Seeblick und Stadtnähe – der Sempacher Weiler Kirchbühl ist gut gelegen und baukulturell bedeutend: Im Zentrum steht die mittelalterliche Kirche, umgeben von historischen Bauernhäusern und drei imposanten Scheunen. Heute stehen zwei von ihnen aufgrund des Strukturwandels in der Landwirtschaft leer.
Was mit ihnen geschieht und wie sich der Ort entwickeln kann, ist jedoch fraglich. Denn Weiler – Kleinstsiedlungen mit nur wenigen Gebäuden – stehen vor einem Problem: Einerseits müssen sie sich veränderten Gegebenheiten anpassen, andererseits darf in Weilerzonen nur unter strengsten denkmalpflegerischen und raumplanerischen Vorgaben gebaut werden.
Ein interdisziplinäres Team der Hochschule Luzern hat deshalb für den Weiler Kirchbühl im Auftrag der Stadt Sempach eine Entwicklungsstrategie erarbeitet und konkrete Leitlinien definiert.

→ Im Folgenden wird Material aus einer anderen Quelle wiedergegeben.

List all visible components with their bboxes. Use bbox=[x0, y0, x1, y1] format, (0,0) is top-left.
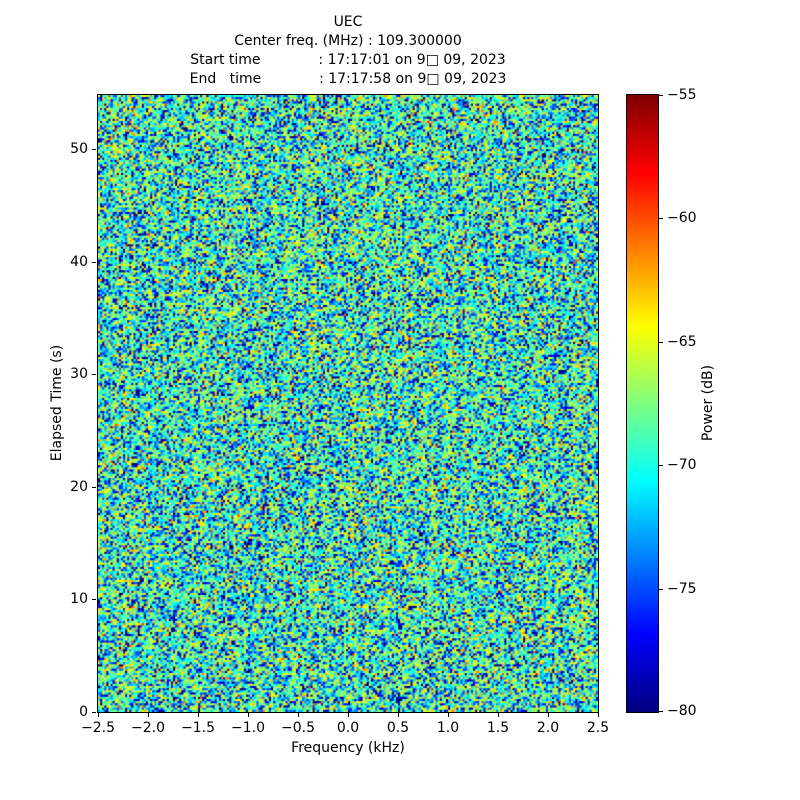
colorbar-tick-mark bbox=[659, 465, 663, 466]
x-tick-label: 1.5 bbox=[486, 720, 510, 736]
figure-header-line: UEC bbox=[333, 14, 363, 30]
x-tick-mark bbox=[498, 713, 499, 717]
y-tick-label: 10 bbox=[70, 591, 88, 607]
y-tick-mark bbox=[92, 149, 96, 150]
x-tick-label: 1.0 bbox=[436, 720, 460, 736]
x-tick-label: 0.0 bbox=[336, 720, 360, 736]
x-tick-label: 2.0 bbox=[536, 720, 560, 736]
colorbar-tick-label: −80 bbox=[667, 703, 697, 719]
colorbar-tick-mark bbox=[659, 95, 663, 96]
colorbar bbox=[626, 94, 659, 713]
x-tick-mark bbox=[298, 713, 299, 717]
colorbar-tick-mark bbox=[659, 711, 663, 712]
x-tick-mark bbox=[448, 713, 449, 717]
x-tick-label: −1.0 bbox=[231, 720, 265, 736]
colorbar-tick-label: −60 bbox=[667, 210, 697, 226]
figure-header-line: Center freq. (MHz) : 109.300000 bbox=[234, 33, 462, 49]
x-tick-label: 0.5 bbox=[386, 720, 410, 736]
colorbar-tick-mark bbox=[659, 342, 663, 343]
figure-header: UEC Center freq. (MHz) : 109.300000 Start … bbox=[98, 13, 598, 89]
y-tick-mark bbox=[92, 599, 96, 600]
y-tick-mark bbox=[92, 374, 96, 375]
x-tick-label: −2.5 bbox=[81, 720, 115, 736]
x-tick-label: −2.0 bbox=[131, 720, 165, 736]
x-tick-mark bbox=[348, 713, 349, 717]
y-tick-label: 20 bbox=[70, 479, 88, 495]
plot-area bbox=[97, 94, 599, 713]
x-tick-label: −0.5 bbox=[281, 720, 315, 736]
y-tick-label: 50 bbox=[70, 141, 88, 157]
colorbar-tick-mark bbox=[659, 218, 663, 219]
colorbar-tick-label: −75 bbox=[667, 581, 697, 597]
x-tick-mark bbox=[598, 713, 599, 717]
y-tick-mark bbox=[92, 262, 96, 263]
x-axis-label: Frequency (kHz) bbox=[291, 740, 405, 756]
x-tick-mark bbox=[198, 713, 199, 717]
y-axis-label: Elapsed Time (s) bbox=[49, 344, 65, 462]
y-tick-label: 30 bbox=[70, 366, 88, 382]
x-tick-mark bbox=[398, 713, 399, 717]
y-tick-mark bbox=[92, 487, 96, 488]
figure-header-line: End time : 17:17:58 on 9□ 09, 2023 bbox=[189, 71, 507, 87]
y-tick-label: 0 bbox=[79, 704, 88, 720]
x-tick-mark bbox=[548, 713, 549, 717]
colorbar-tick-mark bbox=[659, 589, 663, 590]
colorbar-tick-label: −65 bbox=[667, 334, 697, 350]
figure-header-line: Start time : 17:17:01 on 9□ 09, 2023 bbox=[190, 52, 506, 68]
colorbar-label: Power (dB) bbox=[700, 364, 716, 442]
y-tick-mark bbox=[92, 712, 96, 713]
y-tick-label: 40 bbox=[70, 254, 88, 270]
colorbar-gradient bbox=[627, 95, 658, 712]
spectrogram-heatmap bbox=[98, 95, 598, 712]
x-tick-mark bbox=[148, 713, 149, 717]
x-tick-mark bbox=[98, 713, 99, 717]
x-tick-mark bbox=[248, 713, 249, 717]
colorbar-tick-label: −70 bbox=[667, 457, 697, 473]
colorbar-tick-label: −55 bbox=[667, 87, 697, 103]
x-tick-label: −1.5 bbox=[181, 720, 215, 736]
x-tick-label: 2.5 bbox=[586, 720, 610, 736]
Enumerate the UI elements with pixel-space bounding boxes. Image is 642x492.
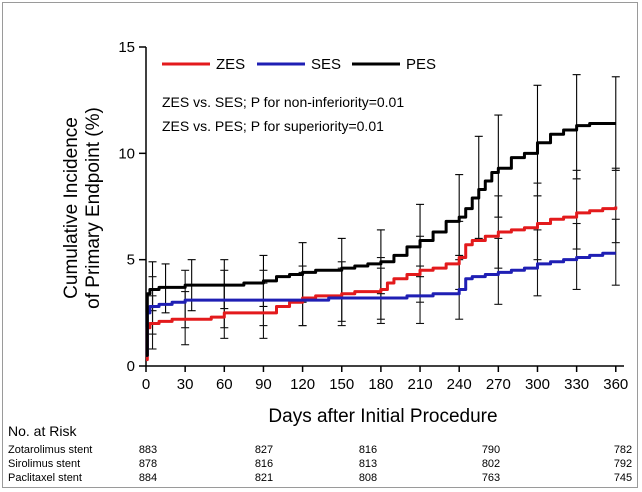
legend-label-ses: SES (311, 56, 341, 73)
risk-row-value: 816 (255, 458, 273, 470)
risk-row-value: 763 (482, 472, 500, 484)
series-line-ses (145, 251, 616, 357)
risk-row-value: 883 (139, 444, 157, 456)
risk-table: No. at Risk Zotarolimus stent 883 827 816 79… (8, 423, 632, 484)
risk-row-value: 782 (614, 444, 632, 456)
y-axis-title-line-1: Cumulative Incidence (61, 117, 82, 299)
risk-row-value: 813 (359, 458, 377, 470)
risk-row-value: 792 (614, 458, 632, 470)
series-line-zes (145, 206, 618, 362)
y-tick-label: 15 (118, 39, 135, 56)
x-tick-label: 270 (486, 376, 511, 393)
risk-row-label: Paclitaxel stent (8, 472, 82, 484)
risk-row-value: 821 (255, 472, 273, 484)
x-tick-label: 300 (525, 376, 550, 393)
x-tick-label: 60 (216, 376, 233, 393)
risk-row-label: Zotarolimus stent (8, 444, 92, 456)
risk-row-value: 827 (255, 444, 273, 456)
x-tick-label: 150 (329, 376, 354, 393)
series-lines (145, 122, 618, 362)
x-tick-label: 360 (603, 376, 628, 393)
risk-row-value: 745 (614, 472, 632, 484)
x-tick-label: 30 (177, 376, 194, 393)
legend: ZES SES PES (162, 56, 436, 73)
risk-table-title: No. at Risk (8, 423, 77, 439)
x-tick-label: 180 (368, 376, 393, 393)
x-tick-label: 330 (564, 376, 589, 393)
risk-row-value: 790 (482, 444, 500, 456)
risk-row-value: 878 (139, 458, 157, 470)
legend-label-zes: ZES (216, 56, 245, 73)
y-tick-label: 5 (127, 252, 135, 269)
x-tick-label: 240 (447, 376, 472, 393)
figure-frame (2, 2, 638, 488)
axes (139, 46, 624, 372)
risk-row-value: 802 (482, 458, 500, 470)
y-axis-title-line-2: of Primary Endpoint (%) (83, 107, 104, 309)
risk-row-value: 884 (139, 472, 157, 484)
error-bars (148, 74, 620, 350)
annotation-non-inferiority: ZES vs. SES; P for non-inferiority=0.01 (162, 94, 404, 110)
x-tick-label: 0 (142, 376, 150, 393)
annotation-superiority: ZES vs. PES; P for superiority=0.01 (162, 118, 384, 134)
series-line-pes (145, 122, 616, 357)
x-tick-label: 90 (255, 376, 272, 393)
x-tick-label: 120 (290, 376, 315, 393)
risk-row-value: 808 (359, 472, 377, 484)
legend-label-pes: PES (406, 56, 436, 73)
y-tick-label: 10 (118, 145, 135, 162)
x-axis-title: Days after Initial Procedure (268, 406, 497, 427)
y-tick-label: 0 (127, 358, 135, 375)
risk-row-value: 816 (359, 444, 377, 456)
risk-table-rows: Zotarolimus stent 883 827 816 790 782 Sirolimu… (8, 444, 632, 484)
x-tick-label: 210 (408, 376, 433, 393)
risk-row-label: Sirolimus stent (8, 458, 80, 470)
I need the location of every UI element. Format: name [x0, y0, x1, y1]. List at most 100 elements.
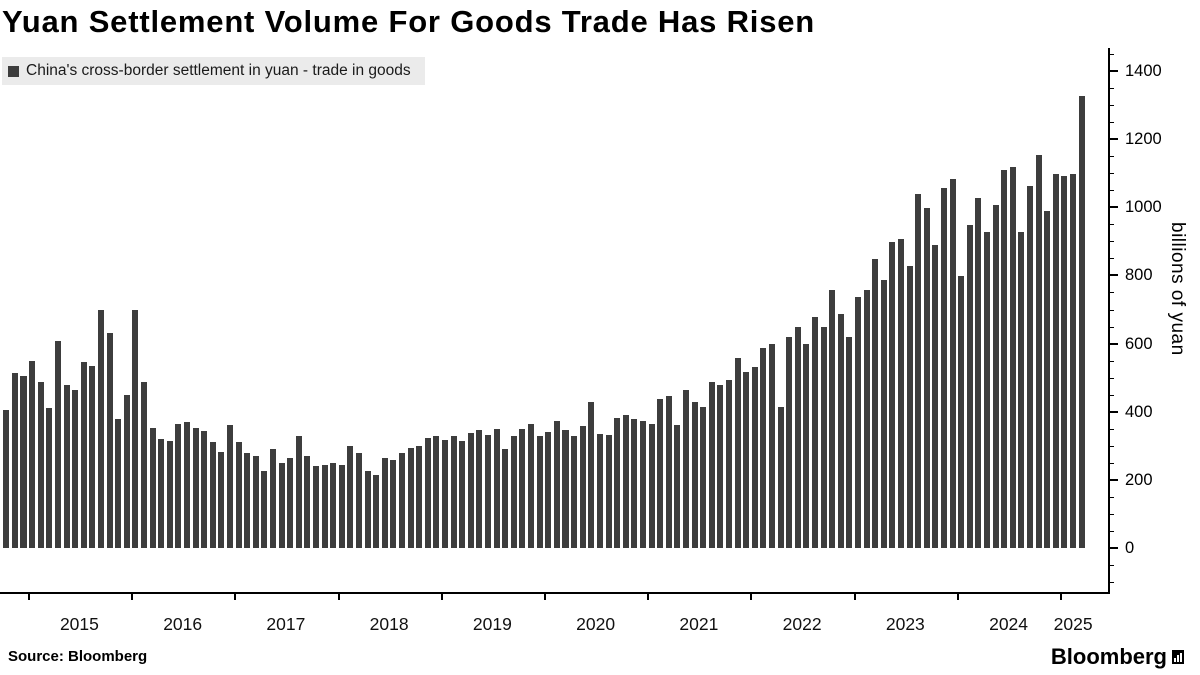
bar	[700, 406, 707, 548]
bar	[132, 309, 139, 548]
bar	[639, 420, 646, 548]
y-tick-minor	[1108, 241, 1114, 243]
bloomberg-logo: Bloomberg	[1051, 644, 1184, 670]
bar	[898, 238, 905, 548]
bar	[855, 296, 862, 548]
bar	[622, 415, 629, 548]
bar	[1018, 231, 1025, 548]
bar	[657, 398, 664, 548]
y-tick-minor	[1108, 513, 1114, 515]
bar	[725, 380, 732, 548]
bar	[949, 179, 956, 548]
bar	[863, 289, 870, 548]
x-tick-label: 2019	[472, 614, 512, 634]
y-tick-label: 1400	[1125, 62, 1162, 80]
bar	[803, 344, 810, 548]
bar	[304, 456, 311, 548]
bar	[493, 428, 500, 548]
bar	[794, 327, 801, 548]
y-tick-major	[1108, 70, 1118, 72]
chart-title: Yuan Settlement Volume For Goods Trade H…	[2, 4, 816, 39]
bar	[932, 245, 939, 548]
bar	[975, 197, 982, 548]
y-tick-minor	[1108, 394, 1114, 396]
bar	[338, 464, 345, 548]
legend-label: China's cross-border settlement in yuan …	[26, 62, 411, 79]
bar	[407, 448, 414, 548]
bar	[510, 435, 517, 548]
bar	[648, 423, 655, 548]
bar	[553, 420, 560, 548]
x-tick	[337, 592, 340, 600]
bar	[261, 471, 268, 548]
source-note: Source: Bloomberg	[8, 648, 148, 665]
bar	[880, 279, 887, 548]
bar	[269, 449, 276, 548]
bar	[3, 410, 10, 548]
bar	[1035, 155, 1042, 548]
bar	[244, 452, 251, 548]
bar	[786, 337, 793, 548]
bar	[106, 333, 113, 548]
x-tick-label: 2015	[59, 614, 99, 634]
bar	[958, 276, 965, 548]
bar	[631, 419, 638, 548]
bar	[614, 417, 621, 548]
y-tick-minor	[1108, 53, 1114, 55]
bar	[201, 431, 208, 548]
bar	[768, 344, 775, 548]
bar	[1044, 211, 1051, 548]
y-tick-minor	[1108, 462, 1114, 464]
y-tick-major	[1108, 342, 1118, 345]
y-axis-title: billions of yuan	[1167, 222, 1188, 356]
bar	[605, 434, 612, 548]
bar	[588, 402, 595, 548]
bar	[399, 452, 406, 548]
x-tick-label: 2020	[576, 614, 616, 634]
bar	[373, 474, 380, 548]
bar	[175, 423, 182, 548]
bar	[984, 231, 991, 548]
bar	[166, 440, 173, 548]
x-tick	[131, 592, 134, 600]
y-tick-minor	[1108, 445, 1114, 447]
y-tick-minor	[1108, 173, 1114, 175]
bar	[416, 445, 423, 548]
bar	[192, 427, 199, 548]
bar	[321, 464, 328, 548]
bar	[295, 435, 302, 548]
y-tick-minor	[1108, 122, 1114, 124]
bar	[536, 435, 543, 548]
x-tick	[27, 592, 30, 600]
bar	[364, 471, 371, 548]
bar	[777, 406, 784, 548]
bar	[1001, 170, 1008, 548]
bar	[381, 458, 388, 548]
x-tick	[1060, 592, 1063, 600]
y-axis-line	[1108, 48, 1110, 594]
x-tick	[956, 592, 959, 600]
y-tick-minor	[1108, 258, 1114, 260]
y-tick-label: 400	[1125, 402, 1153, 421]
bar	[226, 425, 233, 548]
y-tick-label: 1000	[1125, 198, 1162, 217]
y-tick-minor	[1108, 190, 1114, 192]
bar	[72, 389, 79, 548]
y-tick-minor	[1108, 360, 1114, 362]
bar	[545, 432, 552, 548]
bar	[751, 367, 758, 548]
bar	[596, 433, 603, 548]
bar	[682, 390, 689, 548]
bar	[915, 194, 922, 548]
x-tick-label: 2024	[989, 614, 1029, 634]
y-tick-major	[1108, 547, 1118, 549]
bar	[235, 442, 242, 548]
bar	[63, 385, 70, 548]
bar	[811, 316, 818, 548]
bar	[1070, 173, 1077, 548]
x-tick	[234, 592, 237, 600]
y-tick-label: 800	[1125, 266, 1153, 285]
bar	[1078, 95, 1085, 548]
bar	[837, 313, 844, 548]
y-tick-label: 600	[1125, 334, 1153, 353]
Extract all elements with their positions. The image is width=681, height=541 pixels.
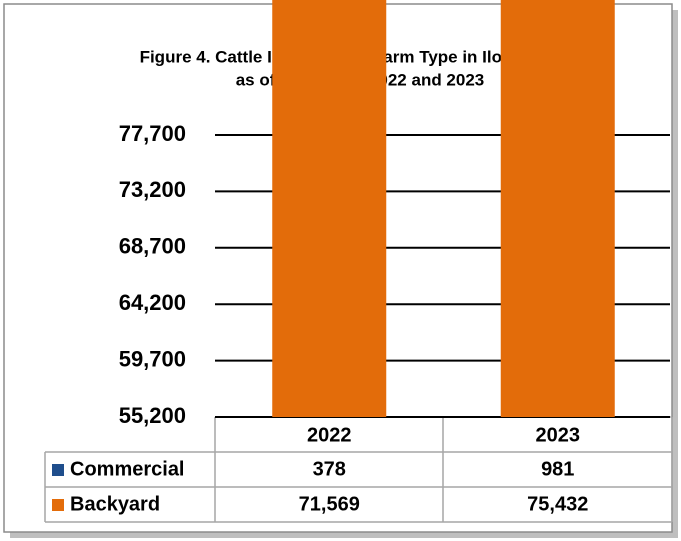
- legend-label: Commercial: [70, 458, 185, 480]
- table-value: 75,432: [527, 493, 588, 515]
- x-tick-label: 2022: [307, 424, 352, 446]
- legend-label: Backyard: [70, 493, 160, 515]
- legend-swatch: [52, 499, 64, 511]
- table-value: 981: [541, 458, 574, 480]
- y-tick-label: 77,700: [119, 121, 186, 146]
- table-value: 71,569: [299, 493, 360, 515]
- bar-segment: [272, 0, 387, 417]
- x-tick-label: 2023: [536, 424, 581, 446]
- y-tick-label: 55,200: [119, 403, 186, 428]
- y-tick-label: 59,700: [119, 346, 186, 371]
- y-tick-label: 73,200: [119, 177, 186, 202]
- y-tick-label: 64,200: [119, 290, 186, 315]
- y-tick-label: 68,700: [119, 234, 186, 259]
- legend-swatch: [52, 464, 64, 476]
- table-value: 378: [313, 458, 346, 480]
- bar-segment: [500, 0, 615, 417]
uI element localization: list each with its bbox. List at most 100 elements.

Darüber hinaus formulierten die Architektinnen und Regionalökonomen auch Abläufe und Planungsgrundsätze, die sich auf andere Weiler übertragen lassen. «Unsere Leitlinien für Kirchbühl zeigen auf, ob und wie der Weiler wachsen kann. Sie geben ortsbauliche Grenzen vor und regeln die Mobilität», erklärt Projektleiter Stefan Kunz.
Jeder Umbau muss ins Ortsbild passen
«Die Scheunen, die für das Ortsbild von grosser Bedeutung sind, sollen bleiben», hält Kunz fest. Die Siedlung soll vorerst maximal von 60 auf 80 Bewohner wachsen; Neubauten mit reiner Wohnnutzung sind ausgeschlossen. Wohnraum für Zuzüger können – nach klaren Regeln umgebaut – unter anderem die leer stehenden Scheunen bieten. Ersatzbauten sind nur möglich, wenn die Bausubstanz der Scheunen mangelhaft ist. «Generell muss die bauliche Entwicklung den historischen Charakter dieser besonderen Siedlungsform qualitätsvoll ergänzen», betont Kunz. Für Neu-, Um- und Anbauten gibt es klare Regeln. So gilt es beispielsweise, bestehende Dachformen, Neigungen und die Materialisierung zu übernehmen. Zudem sollen der Massstab und die Form an das bauliche Umfeld angepasst sein.
Einbezug von Anwohnern
Was nach strengen Vorgaben klingt, ist das Ergebnis von Dialog und Mitwirkung: Neben der Stadt Sempach sowie den kantonalen Stellen wurden auch die Bewohnerinnen und Hauseigentümer des Weilers hinzugezogen: «In Workshops und Interviews haben sie eingebracht, wie der Weiler künftig aussehen soll», so Stefan Kunz. Das partizipative Vorgehen sei essenziell, um die unterschiedlichen Bedürfnisse aufzunehmen und abzuwägen. Und manchmal sei es überraschend: «Wider Erwarten waren sich alle darüber einig, dass die Scheunen grundsätzlich bleiben sollen.»
Die Leitlinien werden nun in den «Richtplan Weiler Kirchbühl» überführt, der der Gemeinde Sempach als Grundlage für die anstehende Ortsplanungsrevision dient. Das Projektteam ist überzeugt, mit dem Prozess ein Instrument geschaffen zu haben, das auch andere Schweizer Weiler in die Zukunft führen kann.